We’d be lying to you, dear readers, if we didn’t admit that before this weekend’s Compostmodern conference, we were in a very bad place.
Maybe it’s just the typical occupational hazard that comes with being a blogger. But when you’re bombarded, every day, with designers touting the eco-sensibility of their newest utterly useless product you should buy for only $499.99, architects who want to be praised for using some non-toxic paint on their latest 500,000 square foot monstrosity, and creative people using up valuable resources to launch misdirected movements about using up valuable resources, it’s enough to make us want to reach our hands through internet until we can wrangle the mouse from their smug little hands and whack them over the head with it until they get it.
So when spoken word artist Dawn Maxey stood up and read her little poem on eco-hype yesterday (read the full text), we wanted to run up on stage and kiss her. Oh, how we feel you, sister.
Valerie Casey addressed that eco-fatigue we’ve all been feeling. But she coupled it with a very interesting point about movements in general–they spike, then dip, then slowly gain more solid acceptance over time. So don’t despair, we’re all just feeling that spike. The dip has yet to come.
Except now, this movement belongs clearly to designers. Activism didn’t work, said Adam Werbach. We are in need of better stories, said Alex Steffen.

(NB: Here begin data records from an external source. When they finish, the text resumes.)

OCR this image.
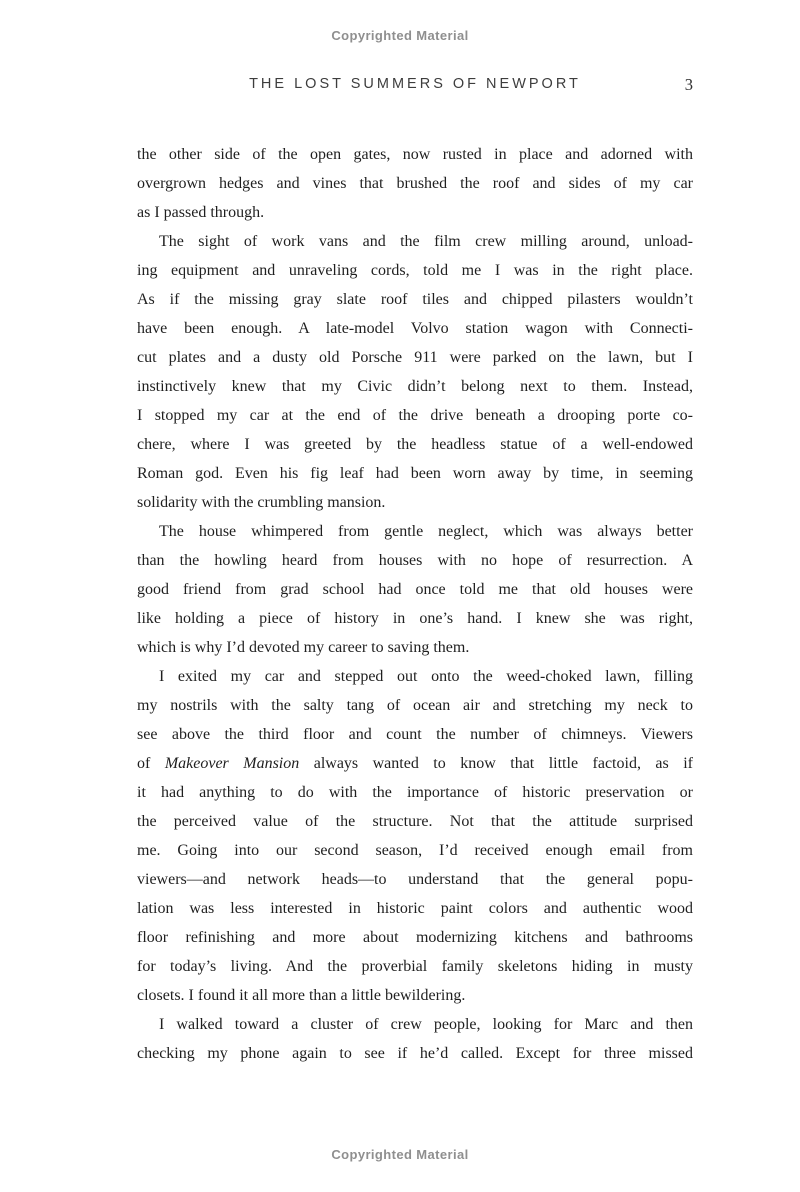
Copyrighted Material
THE LOST SUMMERS OF NEWPORT	3
the other side of the open gates, now rusted in place and adorned with
overgrown hedges and vines that brushed the roof and sides of my car
as I passed through.
The sight of work vans and the film crew milling around, unload-
ing equipment and unraveling cords, told me I was in the right place.
As if the missing gray slate roof tiles and chipped pilasters wouldn’t
have been enough. A late-model Volvo station wagon with Connecti-
cut plates and a dusty old Porsche 911 were parked on the lawn, but I
instinctively knew that my Civic didn’t belong next to them. Instead,
I stopped my car at the end of the drive beneath a drooping porte co-
chere, where I was greeted by the headless statue of a well-endowed
Roman god. Even his fig leaf had been worn away by time, in seeming
solidarity with the crumbling mansion.
The house whimpered from gentle neglect, which was always better
than the howling heard from houses with no hope of resurrection. A
good friend from grad school had once told me that old houses were
like holding a piece of history in one’s hand. I knew she was right,
which is why I’d devoted my career to saving them.
I exited my car and stepped out onto the weed-choked lawn, filling
my nostrils with the salty tang of ocean air and stretching my neck to
see above the third floor and count the number of chimneys. Viewers
of Makeover Mansion always wanted to know that little factoid, as if
it had anything to do with the importance of historic preservation or
the perceived value of the structure. Not that the attitude surprised
me. Going into our second season, I’d received enough email from
viewers—and network heads—to understand that the general popu-
lation was less interested in historic paint colors and authentic wood
floor refinishing and more about modernizing kitchens and bathrooms
for today’s living. And the proverbial family skeletons hiding in musty
closets. I found it all more than a little bewildering.
I walked toward a cluster of crew people, looking for Marc and then
checking my phone again to see if he’d called. Except for three missed
Copyrighted Material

We need to stop making stuff, said everybody. And Casey made a great argument for why designers by nature are perfect to spearhead change. But when Casey showed the slide above, which was sent to her by, in her words, a “very prominent and well-known designer,” it really got us fired up. Because every single company we heard represented at this conference–Mark Galbraith and Nau, Jane Savage and Nike, General Electric and VSA Partners, yes, even Werbach and Wal-Mart–has realized the importance of not just being designer-centric, but being designer-dependent in order to make big changes. People: There. Is. No. One. Else.